Fig. 3. Rheological characterization of candidate polymer compositions

The shear storage modulus, G′, and the shear loss modulus, G″, were measured and used to assess time to gel formation and final gel stiffness over 5hrs. Panels A–D provide G′/G″ traces of candidate compositions. Panel E compares G′ of sheared and non-sheared 12% w/w SELP-815K, showing the effect of shear processing on final gel stiffness. Panel F shows the difference in rate of gelation between 12% w/w sheared SELP-815K and 12% w/w sheared SELP-47K; the faster gelation by 12% w/w sheared SELP-815K finalized the selection of this candidate to move into in vitro testing. All traces n=3 ± SEM.

Fig. 4. Comparison of the rheological characteristics between candidates

Panel A presents a comprehensive comparison of the 5 hr stiffness of the formulations. Statistical significance is evident between all groups except 12% w/w sheared SELP-815K and 12% w/w sheared SELP-47K. Panel B compares the 5 min modulus between 12% w/w sheared SELP-815K and 12% w/w sheared SELP-47K, showing that the SELP-815K formulation gels significantly faster. Panel C presents a summary of the key parameters and their results used to identify the suitable candidate for an embolic, 12% w/w sheared SELP-815K. *p<0.05, **p<.01, ***p<.001.

Fig. 5. Schematic of the in vitro test setup

Setup used to evaluate the occlusive ability of the candidate formulation under flow conditions. The image shows occlusion of the microfluidics device by 12% w/w sheared SELP-815K.

Fig. 6. 12% w/w sheared SELP-815K tested in vivo in male New Zealand White rabbits

A) Contrast observed filling the hepatic arterial supply, with catheter tip in proper hepatic artery. B) Contrast angiography at 5 min post SELP injection shows hard stasis, no flow into hepatic branches. C) Contrast angiography at 10 min post SELP injection shows continued stasis. Below each panel, higher magnification of the image is shown for clarity.

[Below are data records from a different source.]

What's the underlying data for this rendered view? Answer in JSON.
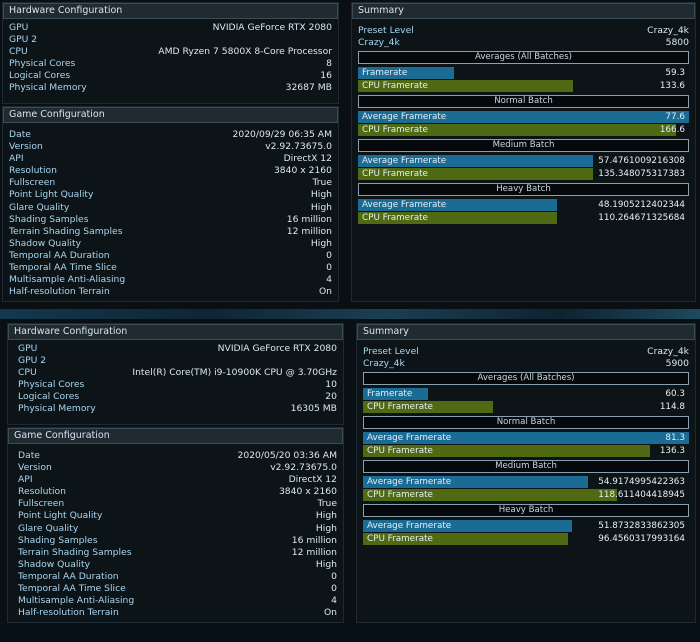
{
  "screens": [
    {
      "hw": {
        "title": "Hardware Configuration",
        "rows": [
          {
            "label": "GPU",
            "value": "NVIDIA GeForce RTX 2080"
          },
          {
            "label": "GPU 2",
            "value": ""
          },
          {
            "label": "CPU",
            "value": "AMD Ryzen 7 5800X 8-Core Processor"
          },
          {
            "label": "Physical Cores",
            "value": "8"
          },
          {
            "label": "Logical Cores",
            "value": "16"
          },
          {
            "label": "Physical Memory",
            "value": "32687 MB"
          }
        ]
      },
      "game": {
        "title": "Game Configuration",
        "rows": [
          {
            "label": "Date",
            "value": "2020/09/29 06:35 AM"
          },
          {
            "label": "Version",
            "value": "v2.92.73675.0"
          },
          {
            "label": "API",
            "value": "DirectX 12"
          },
          {
            "label": "Resolution",
            "value": "3840 x 2160"
          },
          {
            "label": "Fullscreen",
            "value": "True"
          },
          {
            "label": "Point Light Quality",
            "value": "High"
          },
          {
            "label": "Glare Quality",
            "value": "High"
          },
          {
            "label": "Shading Samples",
            "value": "16 million"
          },
          {
            "label": "Terrain Shading Samples",
            "value": "12 million"
          },
          {
            "label": "Shadow Quality",
            "value": "High"
          },
          {
            "label": "Temporal AA Duration",
            "value": "0"
          },
          {
            "label": "Temporal AA Time Slice",
            "value": "0"
          },
          {
            "label": "Multisample Anti-Aliasing",
            "value": "4"
          },
          {
            "label": "Half-resolution Terrain",
            "value": "On"
          }
        ]
      },
      "summary": {
        "title": "Summary",
        "preset_label": "Preset Level",
        "preset_value": "Crazy_4k",
        "preset_name": "Crazy_4k",
        "score": "5800",
        "sections": [
          {
            "title": "Averages (All Batches)",
            "bars": [
              {
                "label": "Framerate",
                "value": "59.3",
                "fill": 0.29,
                "color": "blue"
              },
              {
                "label": "CPU Framerate",
                "value": "133.6",
                "fill": 0.65,
                "color": "green"
              }
            ]
          },
          {
            "title": "Normal Batch",
            "bars": [
              {
                "label": "Average Framerate",
                "value": "77.6",
                "fill": 1.0,
                "color": "blue"
              },
              {
                "label": "CPU Framerate",
                "value": "166.6",
                "fill": 0.96,
                "color": "green"
              }
            ]
          },
          {
            "title": "Medium Batch",
            "bars": [
              {
                "label": "Average Framerate",
                "value": "57.4761009216308",
                "fill": 0.71,
                "color": "blue"
              },
              {
                "label": "CPU Framerate",
                "value": "135.348075317383",
                "fill": 0.71,
                "color": "green"
              }
            ]
          },
          {
            "title": "Heavy Batch",
            "bars": [
              {
                "label": "Average Framerate",
                "value": "48.1905212402344",
                "fill": 0.6,
                "color": "blue"
              },
              {
                "label": "CPU Framerate",
                "value": "110.264671325684",
                "fill": 0.6,
                "color": "green"
              }
            ]
          }
        ]
      }
    },
    {
      "hw": {
        "title": "Hardware Configuration",
        "rows": [
          {
            "label": "GPU",
            "value": "NVIDIA GeForce RTX 2080"
          },
          {
            "label": "GPU 2",
            "value": ""
          },
          {
            "label": "CPU",
            "value": "Intel(R) Core(TM) i9-10900K CPU @ 3.70GHz"
          },
          {
            "label": "Physical Cores",
            "value": "10"
          },
          {
            "label": "Logical Cores",
            "value": "20"
          },
          {
            "label": "Physical Memory",
            "value": "16305 MB"
          }
        ]
      },
      "game": {
        "title": "Game Configuration",
        "rows": [
          {
            "label": "Date",
            "value": "2020/05/20 03:36 AM"
          },
          {
            "label": "Version",
            "value": "v2.92.73675.0"
          },
          {
            "label": "API",
            "value": "DirectX 12"
          },
          {
            "label": "Resolution",
            "value": "3840 x 2160"
          },
          {
            "label": "Fullscreen",
            "value": "True"
          },
          {
            "label": "Point Light Quality",
            "value": "High"
          },
          {
            "label": "Glare Quality",
            "value": "High"
          },
          {
            "label": "Shading Samples",
            "value": "16 million"
          },
          {
            "label": "Terrain Shading Samples",
            "value": "12 million"
          },
          {
            "label": "Shadow Quality",
            "value": "High"
          },
          {
            "label": "Temporal AA Duration",
            "value": "0"
          },
          {
            "label": "Temporal AA Time Slice",
            "value": "0"
          },
          {
            "label": "Multisample Anti-Aliasing",
            "value": "4"
          },
          {
            "label": "Half-resolution Terrain",
            "value": "On"
          }
        ]
      },
      "summary": {
        "title": "Summary",
        "preset_label": "Preset Level",
        "preset_value": "Crazy_4k",
        "preset_name": "Crazy_4k",
        "score": "5900",
        "sections": [
          {
            "title": "Averages (All Batches)",
            "bars": [
              {
                "label": "Framerate",
                "value": "60.3",
                "fill": 0.2,
                "color": "blue"
              },
              {
                "label": "CPU Framerate",
                "value": "114.8",
                "fill": 0.4,
                "color": "green"
              }
            ]
          },
          {
            "title": "Normal Batch",
            "bars": [
              {
                "label": "Average Framerate",
                "value": "81.3",
                "fill": 1.0,
                "color": "blue"
              },
              {
                "label": "CPU Framerate",
                "value": "136.3",
                "fill": 0.88,
                "color": "green"
              }
            ]
          },
          {
            "title": "Medium Batch",
            "bars": [
              {
                "label": "Average Framerate",
                "value": "54.9174995422363",
                "fill": 0.69,
                "color": "blue"
              },
              {
                "label": "CPU Framerate",
                "value": "118.611404418945",
                "fill": 0.78,
                "color": "green"
              }
            ]
          },
          {
            "title": "Heavy Batch",
            "bars": [
              {
                "label": "Average Framerate",
                "value": "51.8732833862305",
                "fill": 0.64,
                "color": "blue"
              },
              {
                "label": "CPU Framerate",
                "value": "96.4560317993164",
                "fill": 0.63,
                "color": "green"
              }
            ]
          }
        ]
      }
    }
  ]
}
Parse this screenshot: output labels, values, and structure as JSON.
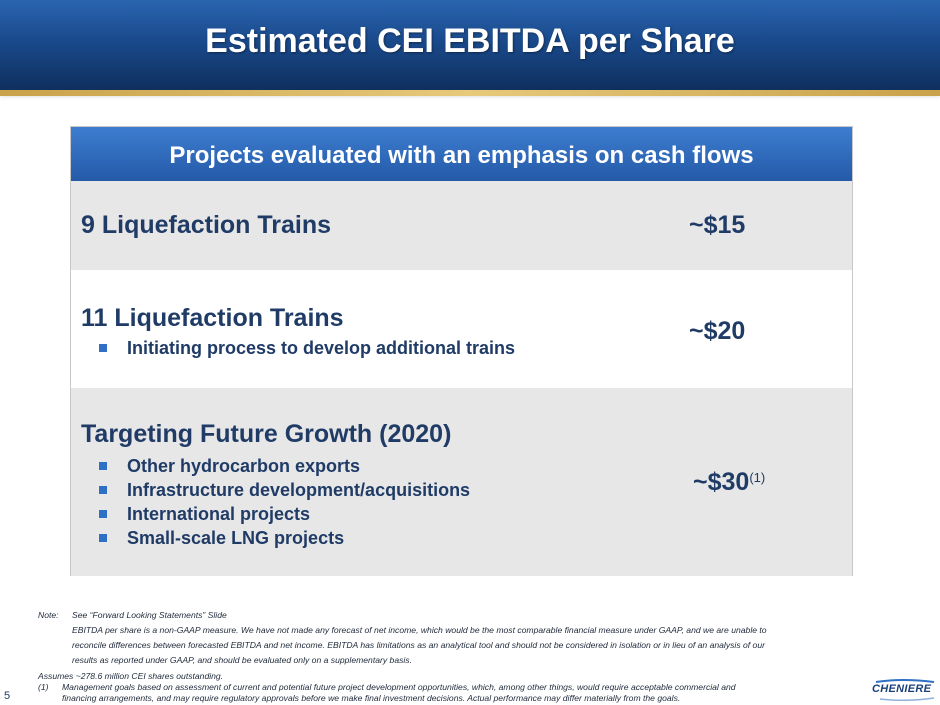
{
  "page": {
    "title": "Estimated CEI EBITDA per Share",
    "page_number": "5"
  },
  "table": {
    "header": "Projects evaluated with an emphasis on cash flows",
    "rows": [
      {
        "label": "9 Liquefaction Trains",
        "value": "~$15",
        "bullets": []
      },
      {
        "label": "11 Liquefaction Trains",
        "value": "~$20",
        "bullets": [
          "Initiating process to develop additional trains"
        ]
      },
      {
        "label": "Targeting Future Growth (2020)",
        "value": "~$30",
        "footnote_ref": "(1)",
        "bullets": [
          "Other hydrocarbon exports",
          "Infrastructure development/acquisitions",
          "International projects",
          "Small-scale LNG projects"
        ]
      }
    ]
  },
  "notes": {
    "note_label": "Note:",
    "note_line1": "See “Forward Looking Statements” Slide",
    "note_line2": "EBITDA per share is a non-GAAP measure. We have not made any forecast of net income, which would be the most comparable financial measure under GAAP, and we are unable to",
    "note_line3": "reconcile differences between forecasted EBITDA and net income. EBITDA has limitations as an analytical tool and should not be considered in isolation or in lieu of an analysis of our",
    "note_line4": "results as reported under GAAP, and should be evaluated only on a supplementary basis.",
    "assumes": "Assumes ~278.6 million CEI shares outstanding.",
    "fn_label": "(1)",
    "fn_line1": "Management goals based on assessment of current and potential future project development opportunities, which, among other things, would require acceptable commercial and",
    "fn_line2": "financing arrangements, and may require regulatory approvals before we make final investment decisions. Actual performance may differ materially from the goals."
  },
  "logo": {
    "text": "CHENIERE"
  }
}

Fig. 7. Histological analysis of hepatic tissue locating embolic material

Rows A) and B) provide histological comparison of control and test animal hepatic tissues showing evidence of SELP filling the hepatic arteriole. Both hematoxylin and eosin (H&E) stain and an immunohistochemistry (IHC) stain specific for SELP were used for visualization. The arrow indicates arterioles and the arrowheads indicate the portal venules, for reference. The presence of vacuolization in the hepatocytes of the test animal (encircled) provides more evidence of hypoxic damage induced by occlusion of the hepatic arterial vessels upstream. Images taken at 152X total magnification. Rows C–E) show evidence of SELP within hepatic arterial supply (indicated by the arrows) and no evidence of flow through into the venous drainage via the hepatic central veins (indicated by the arrowheads). Row C, images taken at 30X total magnification, showing a portal triad and its draining central vein. Rows D and E show the portal triad and central vein individually at 152X total magnification. SELP is evident in row D within the arteriole indicated by the arrow. SELP is not evident tracking to or entering the draining central vein in row E.

Fig. 8. Histological sections of rabbit lungs

Panels A and B are sections from a saline control animal. Panels C and D are sections from an SELP injected animal. No evidence of SELP in the lungs of test animals was found. Lungs did not show signs of vascular occlusion. Images taken at 76X total magnification.